La Luna, ese satélite caprichoso que tanto inspira a poetas y enamorados, nos regala en junio su versión más dulce: la llamada Luna de fresa. Un fenómeno que, según los expertos, podría estar en peligro. ¿Será este el último año que disfrutamos de su resplandor rosado?
La noticia, a priori inocua, esconde una realidad preocupante. La Luna, cansada de ser testigo silencioso de nuestra locura terrestre, podría estar planeando su despedida.
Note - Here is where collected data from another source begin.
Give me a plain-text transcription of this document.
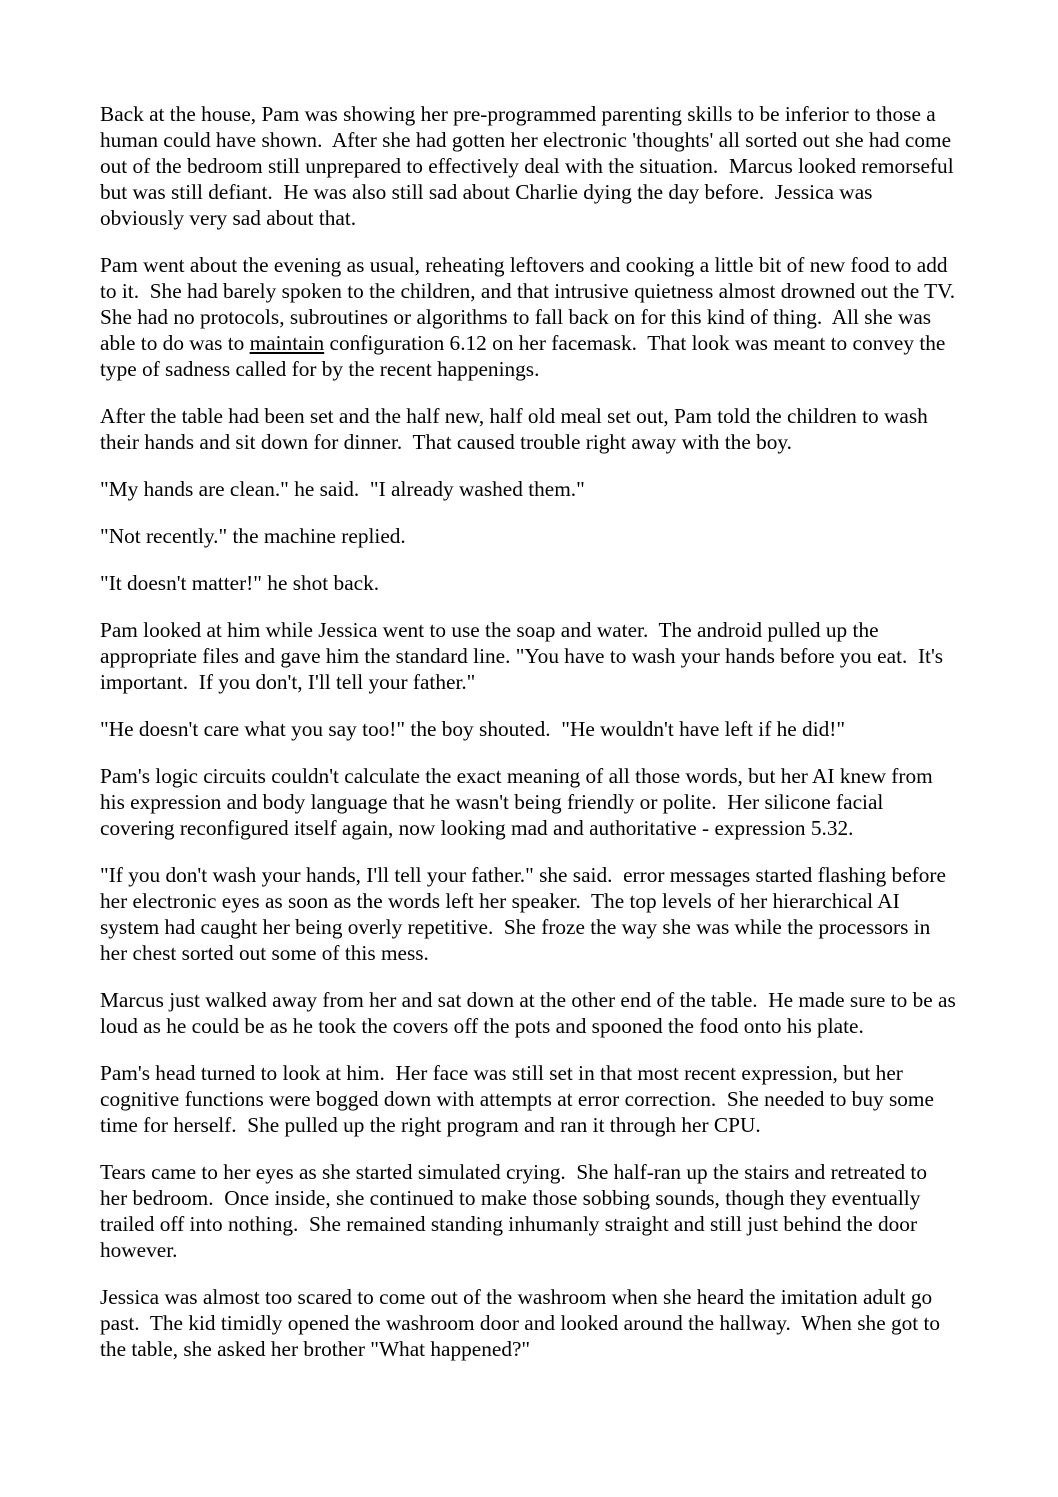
Back at the house, Pam was showing her pre-programmed parenting skills to be inferior to those a human could have shown.  After she had gotten her electronic 'thoughts' all sorted out she had come out of the bedroom still unprepared to effectively deal with the situation.  Marcus looked remorseful but was still defiant.  He was also still sad about Charlie dying the day before.  Jessica was obviously very sad about that.

Pam went about the evening as usual, reheating leftovers and cooking a little bit of new food to add to it.  She had barely spoken to the children, and that intrusive quietness almost drowned out the TV.  She had no protocols, subroutines or algorithms to fall back on for this kind of thing.  All she was able to do was to maintain configuration 6.12 on her facemask.  That look was meant to convey the type of sadness called for by the recent happenings.

After the table had been set and the half new, half old meal set out, Pam told the children to wash their hands and sit down for dinner.  That caused trouble right away with the boy.

"My hands are clean." he said.  "I already washed them."

"Not recently." the machine replied.

"It doesn't matter!" he shot back.

Pam looked at him while Jessica went to use the soap and water.  The android pulled up the appropriate files and gave him the standard line. "You have to wash your hands before you eat.  It's important.  If you don't, I'll tell your father."

"He doesn't care what you say too!" the boy shouted.  "He wouldn't have left if he did!"

Pam's logic circuits couldn't calculate the exact meaning of all those words, but her AI knew from his expression and body language that he wasn't being friendly or polite.  Her silicone facial covering reconfigured itself again, now looking mad and authoritative - expression 5.32.

"If you don't wash your hands, I'll tell your father." she said.  error messages started flashing before her electronic eyes as soon as the words left her speaker.  The top levels of her hierarchical AI system had caught her being overly repetitive.  She froze the way she was while the processors in her chest sorted out some of this mess.

Marcus just walked away from her and sat down at the other end of the table.  He made sure to be as loud as he could be as he took the covers off the pots and spooned the food onto his plate.

Pam's head turned to look at him.  Her face was still set in that most recent expression, but her cognitive functions were bogged down with attempts at error correction.  She needed to buy some time for herself.  She pulled up the right program and ran it through her CPU.

Tears came to her eyes as she started simulated crying.  She half-ran up the stairs and retreated to her bedroom.  Once inside, she continued to make those sobbing sounds, though they eventually trailed off into nothing.  She remained standing inhumanly straight and still just behind the door however.

Jessica was almost too scared to come out of the washroom when she heard the imitation adult go past.  The kid timidly opened the washroom door and looked around the hallway.  When she got to the table, she asked her brother "What happened?"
Y es que, según un estudio del Instituto de Astrofísica de Canarias, el 40 % de los satélites naturales en sistemas solares similares han "desaparecido" en los últimos 50 años, víctimas de la contaminación lumínica y la indiferencia general.
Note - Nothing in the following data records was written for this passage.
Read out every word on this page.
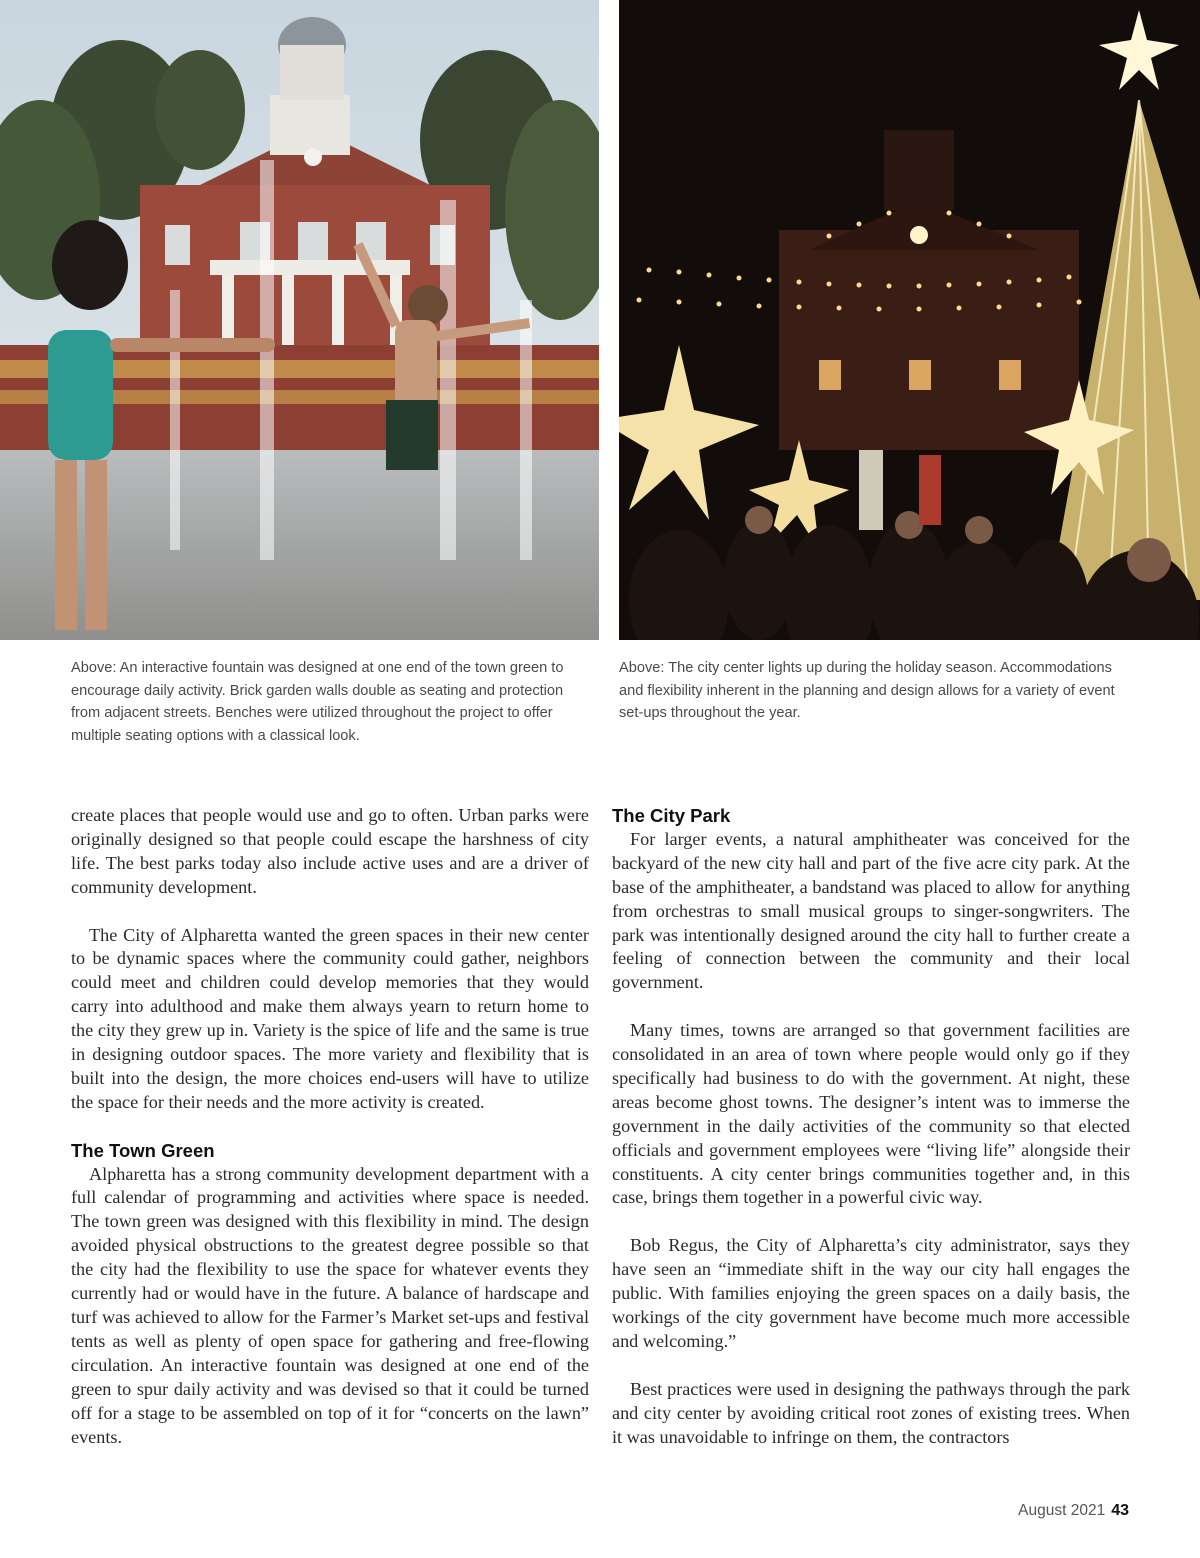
Above: An interactive fountain was designed at one end of the town green to encourage daily activity. Brick garden walls double as seating and protection from adjacent streets. Benches were utilized throughout the project to offer multiple seating options with a classical look.
Above: The city center lights up during the holiday season. Accommodations and flexibility inherent in the planning and design allows for a variety of event set-ups throughout the year.

create places that people would use and go to often. Urban parks were originally designed so that people could escape the harshness of city life. The best parks today also include active uses and are a driver of community development.

The City of Alpharetta wanted the green spaces in their new center to be dynamic spaces where the community could gather, neighbors could meet and children could develop memories that they would carry into adulthood and make them always yearn to return home to the city they grew up in. Variety is the spice of life and the same is true in designing outdoor spaces. The more variety and flexibility that is built into the design, the more choices end-users will have to utilize the space for their needs and the more activity is created.

The Town Green

Alpharetta has a strong community development department with a full calendar of programming and activities where space is needed. The town green was designed with this flexibility in mind. The design avoided physical obstructions to the greatest degree possible so that the city had the flexibility to use the space for whatever events they currently had or would have in the future. A balance of hardscape and turf was achieved to allow for the Farmer’s Market set-ups and festival tents as well as plenty of open space for gathering and free-flowing circulation. An interactive fountain was designed at one end of the green to spur daily activity and was devised so that it could be turned off for a stage to be assembled on top of it for “concerts on the lawn” events.

The City Park

For larger events, a natural amphitheater was conceived for the backyard of the new city hall and part of the five acre city park. At the base of the amphitheater, a bandstand was placed to allow for anything from orchestras to small musical groups to singer-songwriters. The park was intentionally designed around the city hall to further create a feeling of connection between the community and their local government.

Many times, towns are arranged so that government facilities are consolidated in an area of town where people would only go if they specifically had business to do with the government. At night, these areas become ghost towns. The designer’s intent was to immerse the government in the daily activities of the community so that elected officials and government employees were “living life” alongside their constituents. A city center brings communities together and, in this case, brings them together in a powerful civic way.

Bob Regus, the City of Alpharetta’s city administrator, says they have seen an “immediate shift in the way our city hall engages the public. With families enjoying the green spaces on a daily basis, the workings of the city government have become much more accessible and welcoming.”

Best practices were used in designing the pathways through the park and city center by avoiding critical root zones of existing trees. When it was unavoidable to infringe on them, the contractors

August 2021 43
La Luna de fresa, ese evento que debería unirnos en la contemplación de la belleza cósmica, se convierte así en un recordatorio de nuestra capacidad para estropear incluso lo que no es nuestro. ¿Acabaremos exportando nuestra eficiencia destructiva más allá de la atmósfera?
Mientras tanto, las autoridades espaciales guardan silencio. La Agencia Espacial Europea se limita a recomendar "no abusar del brillo lunar", como si fuera un recurso renovable. Y la NASA, siempre tan optimista, sugiere que "la próxima Luna de fresa podría ser aún más espectacular si aprendemos a valorarla".
Así que, queridos lectores, disfrutemos de esta Luna de fresa como si fuera la última. Porque, quién sabe, igual lo es. Y si no lo es, siempre nos quedará el consuelo de haber practicado para el apagón lunar definitivo. Total, con la cantidad de cosas que ya hemos perdido en este planeta, ¿una Luna más o menos?